Colui che in un articolo sorprendentemente ben fatto “La Repubblica” ha definito “il guerriero del soul” è in Italia per un tour acustico di quattro date. Ieri sera era a Ferrara, stasera sarà a Firenze, domani a San Ginesio (nella splendida cornice del Teatro Leopardi) e sabato al Bloom di Mezzago. Ottima scusa per recuperare uno dei due panegirici che feci a suo tempo di un esordio memorabile come pochi nel nuovo secolo.

Cody ChesnuTT - The Headphone Masterpiece

Ci voleva proprio: anni trascorsi scrutinando nuove uscite e certo non mancano i dischi belli e magari parecchio, ma quasi mai (l’ultima volta era successo con “69 Love Songs” di Magnetic Fields) ti imbatti in uno capace di qualificarsi da subito come un capolavoro, di reggere (crescendo sempre più) la frequentazione prolungata e confronti con i classici conclamati. Quasi mai, ma che brivido quando accade! Si rinnova allora l’inneffabile gusto della scoperta che era comune migliaia di ascolti fa e ricordi perché mai ti sei scelto questo pazzo mestiere. E per un po’ non lo rimpiangi più, perché è avere il privilegio di scrivere di dischi come questo che giustifica sacrifici e frustrazioni che chi legge nemmeno può immaginare.
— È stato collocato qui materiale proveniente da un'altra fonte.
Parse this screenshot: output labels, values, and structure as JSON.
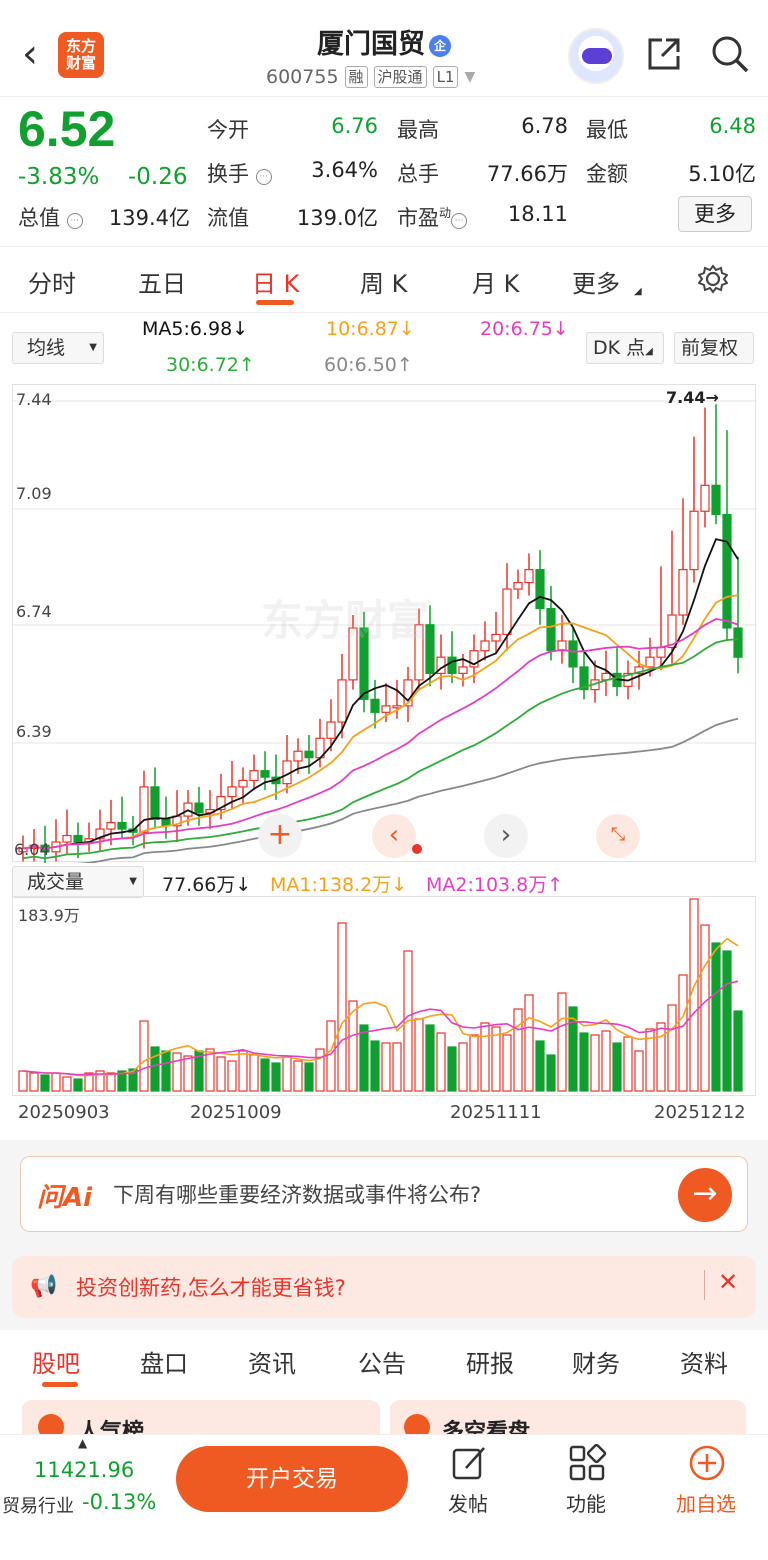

E allora, caro lettore, alza gli occhi dalla pagina, chiama il tuo negoziante di fiducia e chiedigli di procurarti “The Headphone Masterpiece”. Non gli sarà troppo difficile, ora che ha una distribuzione italiana dopo mesi in cui si poteva averlo solo di importazione o ordinandolo all’autore. Fatto? Puoi ricominciare a leggere.

Ti racconterò allora che il nativo di Atlanta, ma residente a Los Angeles, Cody ChesnuTT (esige che si scriva così) è un arrogante di prima grandezza. Ci va una faccia tosta fenomenale per esordire con un album con la parola “masterpiece” nel titolo e per farlo doppio, trentasei brani dentro (tanti sono però fulminei siparietti) e una durata complessiva che sfiora i cento minuti. E ci va del Genio per farla franca come riesce al nostro eroe, che una volta (non molto tempo fa) aveva un gruppo chiamato The Crosswalk e un contratto con un’etichetta importante come la Hollywood Records, e un giorno ha scoperto che quel contratto era stato stracciato, un disco già pronto accantonato e i suoi compagni l’avevano mollato. Scoraggiarsi? Si è invece rinchiuso nel suo studio privato, battezzato con la modestia che lo contraddistingue The Sonic Promiseland, e ha cominciato a buttare giù su un quattro piste, in quasi perfetta solitudine, un compendio di quarant’anni e oltre di musica nera e non solo. Si parte con una miniatura di blues acustico, Music In A Mortal Minute, per la quale Lenny Kravitz e Ben Harper farebbero carte false e dopo c’è di tutto un po’. Ad esempio: un funkaccio alla Rolling Stones chiamato Upstarts In A Blowout, un gioiello di funk virato soul virato pop detto Boylife In America, l’incontro fra Gil Scott-Heron e i Kraftwerk di Bitch, I’m Broke, una The Most Beautiful Shame clamorosamente beatlesiana (dalle parti del “White Album”), una The World Is Coming To My Party che è una sorta di versione black di The Passenger, una ballata folk-blues immane come My Women, My Guitars, il gospel laico e moderno con tracce di B.B. King di When I Find Time, lo storto vaudeville di 6 Seconds. Gli Strokes lo hanno ospitato in un video, i Roots lo accompagnano dal vivo. Cody ChesnuTT è qui per restare ed è la cosa migliore capitata alla musica nera (hip hop escluso) da Prince in poi.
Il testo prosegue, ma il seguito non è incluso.